Nothing like capping off 20 minutes of listening to your child scream with a casual read about the experience of drowning. Yet that's what I just did. All of the details. A friend of mine whose husband is a doctor had told me, "-- says it happens pretty quickly." I want to believe that and I want to believe your body was just a shell, but when I read things like cardiac arrest and brain dead, it is hard to imagine your soul entirely separate from those vital functions- at least here on earth.
But Elizabeth Kubler-Ross would certainly believe in that separation. I've just finished reading her book, "On Life After Death" in the past few days. She is the groundbreaking Dr. who introduced the now famous stages of grieving, and this book is a collection of four essays about death and the after-life. It's a good read and quite fascinating just how scientifically Dr. Ross addresses what will happen after we die. She sat next to the dying for many years and studied twenty-thousand cases of near-death experiences so her research is solid. And she is quite spunky. She writes:
"For thousands of years you were made to 'believe' in the things concerning the beyond. But for me, it is no longer a matter of belief, but rather a matter of knowing. And I am prepared to tell you how you can obtain this knowledge, provided you really want to know. If you are not interested in knowing about it, it doesn't make any difference because once you have died you will know it anyway. And I will sit there and will be full of joy, especially for those who now say: 'Poor little Doctor Ross!"
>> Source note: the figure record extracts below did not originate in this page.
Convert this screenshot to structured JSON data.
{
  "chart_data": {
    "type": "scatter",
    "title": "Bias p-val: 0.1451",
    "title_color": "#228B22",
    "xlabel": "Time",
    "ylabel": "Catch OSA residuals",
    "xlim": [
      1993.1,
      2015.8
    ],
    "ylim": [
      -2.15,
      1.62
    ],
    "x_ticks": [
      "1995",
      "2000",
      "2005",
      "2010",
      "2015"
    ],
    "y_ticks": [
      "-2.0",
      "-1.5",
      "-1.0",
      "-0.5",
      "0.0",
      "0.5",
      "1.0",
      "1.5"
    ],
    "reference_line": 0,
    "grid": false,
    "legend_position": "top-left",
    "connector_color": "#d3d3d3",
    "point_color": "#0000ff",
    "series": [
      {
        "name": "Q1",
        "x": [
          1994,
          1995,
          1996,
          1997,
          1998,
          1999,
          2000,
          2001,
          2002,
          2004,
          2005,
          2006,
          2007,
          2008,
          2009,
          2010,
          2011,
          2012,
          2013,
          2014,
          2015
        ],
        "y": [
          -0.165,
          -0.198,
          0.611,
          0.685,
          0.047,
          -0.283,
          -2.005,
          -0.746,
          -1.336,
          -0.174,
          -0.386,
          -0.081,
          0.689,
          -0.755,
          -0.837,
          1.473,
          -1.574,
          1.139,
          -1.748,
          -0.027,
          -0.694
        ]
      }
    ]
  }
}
She goes on to explain exactly what she has found will happen to your soul after your body- your cocoon she calls it, dies. She remains quite scientific throughout the book, even though towards the end she does talk about having an out-of-body experience herself where she left her body at an "incredible speed."
One could really imagine that working with thousands of terminally-ill patients- being around that all the time- could possibly make even the most scientific Dr. a little bit "off." But I also imagine that being a witness to so much death, she was privy to a lot of the invisible world most of us miss. Having lost my spouse- which as I've said previously, seems the closest thing to attending your own funeral- I can say that you do feel you are floating somewhere in between the land of the living and the land of the dead...hovering over this world rather than walking on it.
I've read in the grief pamphlets somewhere the typical reactions to sudden death and "symptoms" of grief: "You may feel like you're going crazy or losing your mind. This is normal. You're not going crazy- you're grieving." Good to know, good to know.
Tonight while someone else was feeding Audrey, I was silently reading a card someone had left and broke down crying near the kitchen sink. The friend sitting at the dinner table with Audrey got up to comfort me. Later on, after her bath, Audrey saw that same card on my bed, opened it up and repeated the word, "Appa, Appa, Appa, Appa..." softly, on and on and on.